Pandemic H1N1 hemagglutinin from an A/California/07/2009 H1N1-like strain (X-179A) in Focetria ® vaccine monobulk was quantified by single radial immunodiffusion. Six to seven week-old Balb/c mice were immunized intramuscularly (IM) on day 0 with PBS, with 0.5 or 1.0 microgram (HA content) of antigen alone, or with 0.5 micrograms of antigen adjuvanted with 50 microliters of MF59. Dose volume was 100 microliters. Sera were obtained on day 13. Mice were boosted with a second dose, equivalent to the first, on day 14. Sera were again collected on day 21. Sera were assayed by HI using inactivated whole virus (X-179A) for antigen and turkey red blood cells.


These data obtained in mice are consistent with results of human immunization with vaccines against other potential pandemic influenza strains. Without adjuvant, vaccines against H5 avian influenza strains elicit low antibody titers; MF59 greatly increases the rapidity, titer, and breadth of the elicited antibodies [5] [6] . During a much smaller human outbreak of swine origin influenza in 1976, adjuvanted vaccines were not available. A single dose of the 1976 vaccines elicited low antibody titers in young people, but significantly higher titers in older individuals, probably because older subjects had experienced more priming influenza infections or immunizations [7] .
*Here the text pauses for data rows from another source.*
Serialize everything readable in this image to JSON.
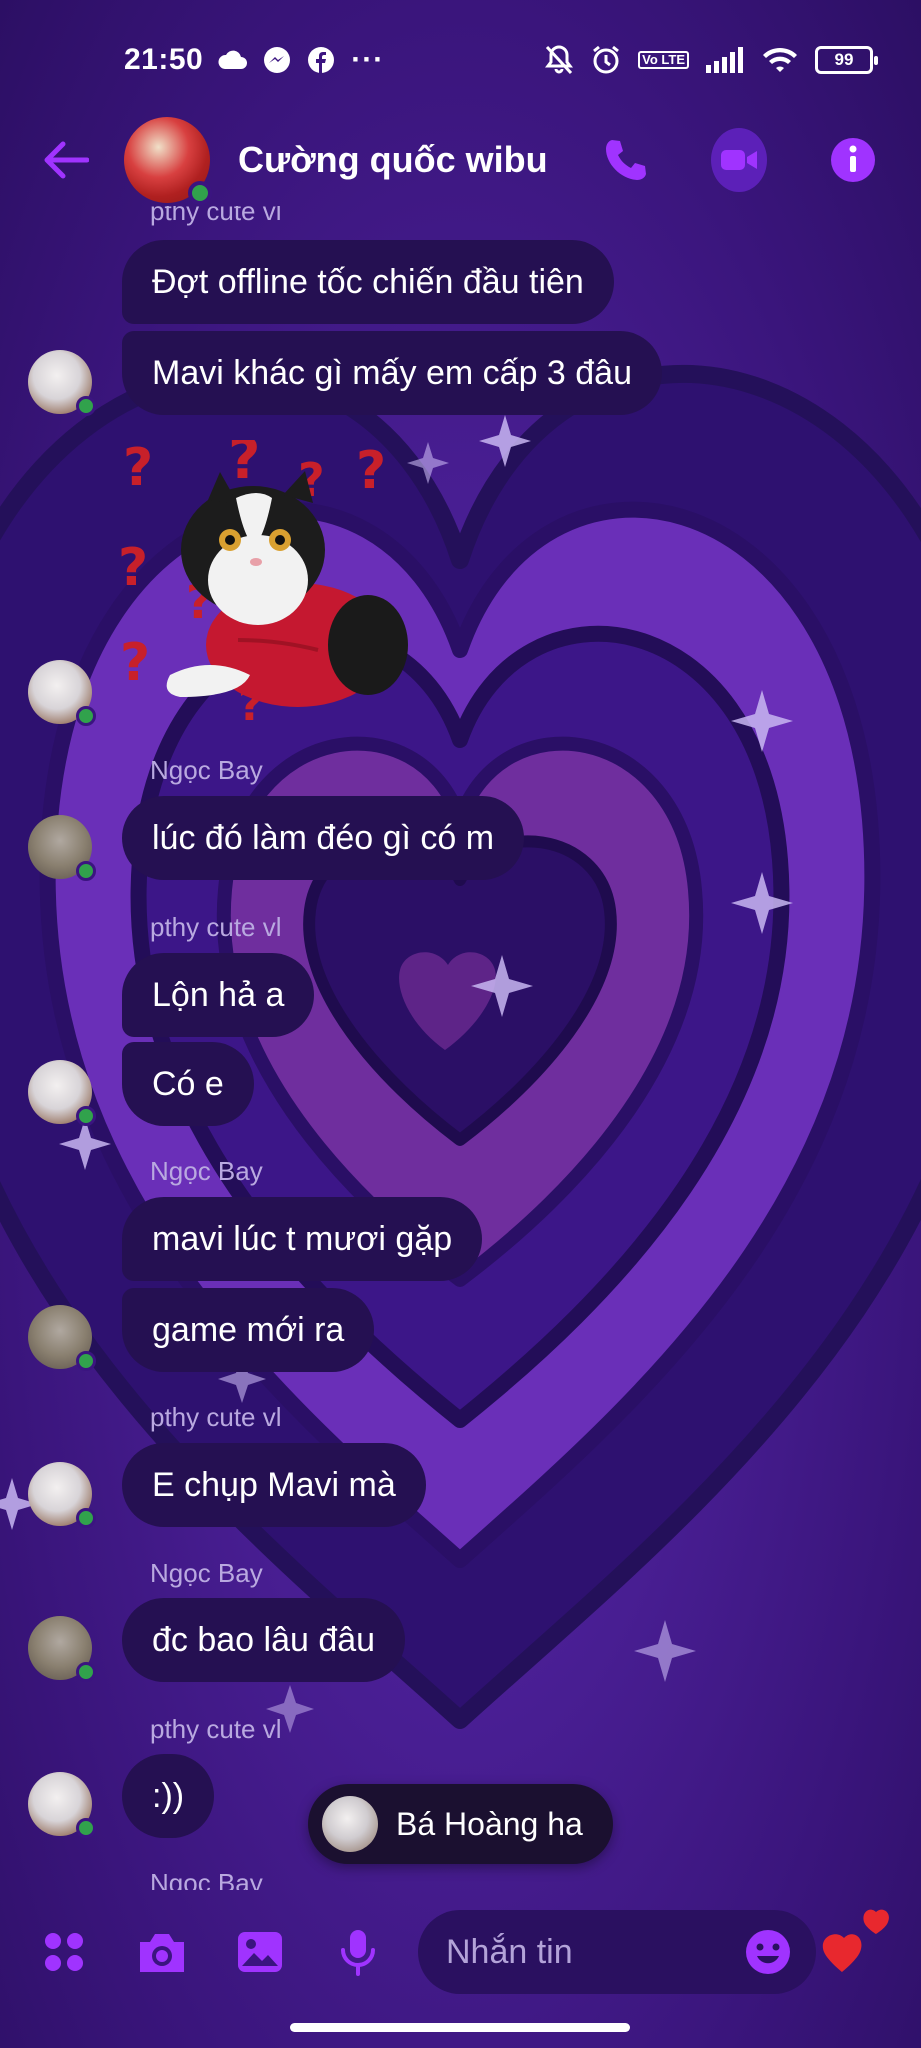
{
  "status_bar": {
    "time": "21:50",
    "volte": "Vo LTE",
    "battery": "99",
    "more": "···"
  },
  "header": {
    "title": "Cường quốc wibu"
  },
  "messages": [
    {
      "sender": "pthy cute vl",
      "text": "Đợt offline tốc chiến đầu tiên"
    },
    {
      "text": "Mavi khác gì mấy em cấp 3 đâu"
    },
    {
      "sender": "Ngọc Bay",
      "text": "lúc đó làm đéo gì có m"
    },
    {
      "sender": "pthy cute vl",
      "text": "Lộn hả a"
    },
    {
      "text": "Có e"
    },
    {
      "sender": "Ngọc Bay",
      "text": "mavi lúc t mươi gặp"
    },
    {
      "text": "game mới ra"
    },
    {
      "sender": "pthy cute vl",
      "text": "E chụp Mavi mà"
    },
    {
      "sender": "Ngọc Bay",
      "text": "đc bao lâu đâu"
    },
    {
      "sender": "pthy cute vl",
      "text": ":))"
    },
    {
      "sender": "Ngọc Bay"
    }
  ],
  "typing_pill": {
    "text": "Bá Hoàng ha"
  },
  "composer": {
    "placeholder": "Nhắn tin"
  },
  "colors": {
    "accent": "#a033ff",
    "bubble": "#251052",
    "online": "#31a24c",
    "like": "#e8282e"
  },
  "icons": [
    "back-arrow-icon",
    "phone-icon",
    "video-icon",
    "info-icon",
    "apps-icon",
    "camera-icon",
    "image-icon",
    "mic-icon",
    "emoji-icon",
    "heart-icon"
  ]
}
The mouse immunization data support including MF59 adjuvant in H1N1 pandemic immunization campaigns, particularly for children and young adults with little or no previous exposure to influenza infection or immunization. These individuals are particularly vulnerable to morbidity and mortality in the current pandemic [8] . With MF59-adjuvanted pandemic antigen, a single dose given to an immunologically naïve mouse produces an antibody response that is associated with protection from seasonal influenza in humans; without adjuvant, two doses are required. In this study, no dose response was observed between 0.5 and 1 microgram of non-adjuvanted antigen. This finding in mice increases the likelihood that dose-sparing regimens that can increase the number of available doses may prove effective in human clinical trials. The impact of previous influenza exposures on the response to H1N1 pandemic immunization is unknown. These mouse immunization data can inform decision-making, particularly while we await the results of pediatric immunization trials, which will lag behind trials of pandemic H1N1 influenza vaccines in adults.


We thank Theodore Tsai, Giuseppe del Giudice, Christian W. Mandl, and Gene A. Palmer for helpful discussions.

Funding Information

This study was funded by Novartis Vaccines and Diagnostics.

Competing Interests

BCB, CFR, JD, DC, RR, PRD, and DTO are employees and shareholders in Novartis Vaccines and Diagnostics, which manufactures influenza vaccines and adjuvants, including Focetria ® and MF59.